MDCK cell separation method for influenza viruses

, purpose
MDCK cell separation method of influenza virus is the key technology of influenza experiment, which is used for the separation,
culture
. This SOP is designed to ensure the accuracy, specification and reliability of the operation of MDCK cells to isolate influenza viruses.
, the range
suitable for all laboratory technicians to carry out MDCK cell separation of influenza viruses.
III, Procedure
(i) Biosecurity Requirements
H5, H7 subtype highly pathogenic avian influenza virus, H2N2 subtype influenza virus MDCK cell isolation laboratory biosecurity level: BSL-3. The experimental operator is required to carry out BSL-3 protection, as detailed in
Biosecurity
SOP. H5, H7 subtype of highly pathogenic avian influenza virus, H2N2 subtype influenza virus MDCK cell separation operation must be carried out in the BSL-3 level laboratory
biosecurity cabinet
.
level of MDCK cell isolation laboratory biosecurity for the remaining influenza viruses: BSL-2. The experimental operator is required to carry out BSL-2 protection, as detailed in biosecurity personal protection SOP. The MDCK cell separation of the remaining influenza viruses must be performed in the biosecurity cabinet of the BSL-2 laboratory.
(ii) material
1, 75% to 90% of the pieces of MDCK cells, choose a suitable size
cell culture
bottles and cell culture plate to do virus isolation
2, pancrease (cow pancreas source VIII.type)

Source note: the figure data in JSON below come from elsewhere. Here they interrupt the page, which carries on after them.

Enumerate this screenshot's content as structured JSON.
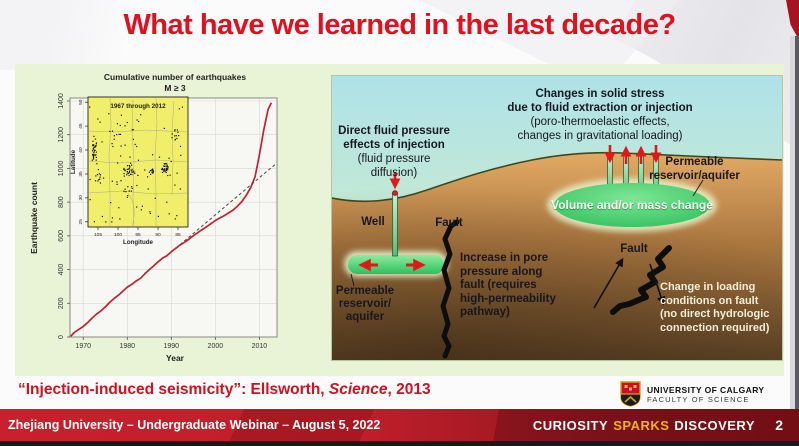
{
  "slide": {
    "title": "What have we learned in the last decade?",
    "citation": {
      "part1": "“Injection-induced seismicity”: Ellsworth, ",
      "journal": "Science",
      "part2": ", 2013"
    }
  },
  "chart_data": {
    "type": "line",
    "title": "Cumulative number of earthquakes",
    "subtitle": "M ≥ 3",
    "xlabel": "Year",
    "ylabel": "Earthquake count",
    "xlim": [
      1967,
      2014
    ],
    "ylim": [
      0,
      1400
    ],
    "x_ticks": [
      1970,
      1980,
      1990,
      2000,
      2010
    ],
    "y_ticks": [
      0,
      200,
      400,
      600,
      800,
      1000,
      1200,
      1400
    ],
    "grid": true,
    "series": [
      {
        "name": "cumulative earthquakes M>=3",
        "style": "solid",
        "color": "#c32031",
        "points": [
          [
            1967,
            0
          ],
          [
            1968,
            28
          ],
          [
            1969,
            45
          ],
          [
            1970,
            62
          ],
          [
            1971,
            85
          ],
          [
            1972,
            112
          ],
          [
            1973,
            135
          ],
          [
            1974,
            155
          ],
          [
            1975,
            178
          ],
          [
            1976,
            205
          ],
          [
            1977,
            228
          ],
          [
            1978,
            248
          ],
          [
            1979,
            272
          ],
          [
            1980,
            296
          ],
          [
            1981,
            312
          ],
          [
            1982,
            332
          ],
          [
            1983,
            348
          ],
          [
            1984,
            375
          ],
          [
            1985,
            400
          ],
          [
            1986,
            422
          ],
          [
            1987,
            446
          ],
          [
            1988,
            468
          ],
          [
            1989,
            482
          ],
          [
            1990,
            506
          ],
          [
            1991,
            526
          ],
          [
            1992,
            546
          ],
          [
            1993,
            562
          ],
          [
            1994,
            580
          ],
          [
            1995,
            601
          ],
          [
            1996,
            619
          ],
          [
            1997,
            637
          ],
          [
            1998,
            654
          ],
          [
            1999,
            672
          ],
          [
            2000,
            691
          ],
          [
            2001,
            706
          ],
          [
            2002,
            719
          ],
          [
            2003,
            736
          ],
          [
            2004,
            753
          ],
          [
            2005,
            776
          ],
          [
            2006,
            803
          ],
          [
            2007,
            840
          ],
          [
            2008,
            885
          ],
          [
            2009,
            950
          ],
          [
            2010,
            1080
          ],
          [
            2011,
            1230
          ],
          [
            2012,
            1352
          ],
          [
            2012.7,
            1390
          ]
        ]
      },
      {
        "name": "linear trend projection",
        "style": "dashed",
        "color": "#444444",
        "points": [
          [
            1992,
            548
          ],
          [
            2013.5,
            1022
          ]
        ]
      }
    ],
    "inset_map": {
      "title": "1967 through 2012",
      "xlabel": "Longitude",
      "ylabel": "Latitude",
      "lon_ticks": [
        105,
        100,
        95,
        90,
        85
      ],
      "lat_ticks": [
        50,
        45,
        40,
        35,
        30,
        25
      ],
      "bg": "#f1ef69",
      "seed": 11,
      "scatter_n": 75,
      "dot_clusters": [
        {
          "fx": 0.06,
          "fy": 0.4,
          "n": 38,
          "sx": 0.035,
          "sy": 0.1
        },
        {
          "fx": 0.1,
          "fy": 0.62,
          "n": 10,
          "sx": 0.04,
          "sy": 0.05
        },
        {
          "fx": 0.42,
          "fy": 0.57,
          "n": 30,
          "sx": 0.07,
          "sy": 0.05
        },
        {
          "fx": 0.63,
          "fy": 0.58,
          "n": 14,
          "sx": 0.035,
          "sy": 0.03
        },
        {
          "fx": 0.77,
          "fy": 0.54,
          "n": 30,
          "sx": 0.045,
          "sy": 0.05
        },
        {
          "fx": 0.4,
          "fy": 0.72,
          "n": 10,
          "sx": 0.05,
          "sy": 0.04
        },
        {
          "fx": 0.88,
          "fy": 0.3,
          "n": 8,
          "sx": 0.06,
          "sy": 0.08
        },
        {
          "fx": 0.25,
          "fy": 0.25,
          "n": 10,
          "sx": 0.1,
          "sy": 0.1
        }
      ]
    }
  },
  "diagram": {
    "label_direct_main": "Direct fluid pressure\neffects of injection",
    "label_direct_sub": "(fluid pressure\ndiffusion)",
    "label_solid_main": "Changes in solid stress\ndue to fluid extraction or injection",
    "label_solid_sub": "(poro-thermoelastic effects,\nchanges in gravitational loading)",
    "label_well": "Well",
    "label_fault_left": "Fault",
    "label_fault_right": "Fault",
    "label_pore": "Increase in pore\npressure along\nfault (requires\nhigh-permeability\npathway)",
    "label_reservoir_left": "Permeable\nreservoir/\naquifer",
    "label_reservoir_right": "Permeable\nreservoir/aquifer",
    "label_volume": "Volume and/or mass change",
    "label_loading": "Change in loading\nconditions on fault\n(no direct hydrologic\nconnection required)"
  },
  "footer": {
    "left_text": "Zhejiang University – Undergraduate Webinar – August 5, 2022",
    "logo_line1": "UNIVERSITY OF CALGARY",
    "logo_line2": "FACULTY OF SCIENCE",
    "tagline_word1": "CURIOSITY",
    "tagline_word2": "SPARKS",
    "tagline_word3": "DISCOVERY",
    "page_number": "2"
  },
  "colors": {
    "title_red": "#e0101e",
    "citation_red": "#cf1120",
    "banner_red": "#c8202c",
    "banner_dark_red": "#8f161f",
    "tagline_gold": "#f2b01e",
    "panel_green": "#e9f3d6",
    "curve_red": "#c32031",
    "inset_yellow": "#f1ef69",
    "sky_blue": "#aee2e8",
    "ground_tan": "#e3aa64",
    "ground_dark": "#5a4124",
    "reservoir_green": "#3ecb63",
    "arrow_red": "#e01818"
  }
}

3, HEPES buffer, 1M mother liquid
4, D-MEM
culture base
, Hank's liquid
5, blue, streptomycin master solution (10000U/mL penicillin G;1 10000 mg/mL streptomycin
6, bovine
serum
albumin part V., 7.5% solution
7, clinical sample 0.5mL
8, 1mL sterile pipet
9, 10mL sterile pipe
10, 15mL sterile
centrifugal tube
(iii) experimental step
1, preparation of viral growth fluid
(1) cell maintenance fluid preparation

(1) blue, streptomycin mother solution 5mL (end concentration up to: 100U/mL penicillin; 100m/mL streptomycin)
(2) bovine serum albumin V.12.5mL (final concentration: 0.2%) in 500mL D-MEM
(3) HEPES buffer 12.5mL (final concentration: 25mM)
(2) viral growth fluid
adds 0.5mL of TPCK-pancrease (mother fluid concentration of 2mg/mL) to the 500mL cell maintenance fluid to bring the final concentration of TPCK-pancrease to 2μg/mL.
2． Influenza virus MDCK cell separation steps:
(1) 75% to 90% of the preparation of tablet cells, to choose T25 cell bottles as an example.
(1) look at cell growth × 40-minute objector.
(2) gently pour out the cell growth fluid, using a 10mL sterile pipet to absorb 6mL Hank's liquid to clean the cells 3 times.
(2) Cell
Culture Bottle
Inoculation
(1) Remove the Hank's liquid cleaning cell from the cell culture bottle using a sterile pipet.
(2) the appropriate amount of clinical specimens were absorbed from sterile pipelets and placed in cell culture bottles, shaking gently several times.
(3) and then put in 37 degrees C, 5% CO2 culture tank adsorption 1 to 2h.
(4) to suck out the inoculation, using a 10mL sterile pipet to absorb 6mL Hank's liquid to clean the cells 2 times. The 6mL virus growth fluid is then added to the cell culture bottle.
(5) is placed in a culture box culture of 33 to 35 degrees C.
(6) daily observation of cell lesions. (Cell lesions are characterized by cell swelling rounding, increased cell gap, cell nucleation or rupture, and partial or total cell shedding in severe cases.)
(3) Harvest of cell culture
when 75% to 100% of cells become lesions, before harvesting can be put in the refrigerator at -70 degrees C, frozen and melted 1 to 2 times, to improve the viral titration of the harvest specimen. Even cell-free lesions should be harvested on the 7th day after vaccination. When harvesting the viral fluid, gently shake the cell bottle several times, and then use a 10mL sterile pipe to absorb the virus liquid placed in a 15mL sterile centrifuge tube, mixing the virus. The harvested viral fluid can be tested immediately or frozen in a refrigerator at -80 degrees C for later testing.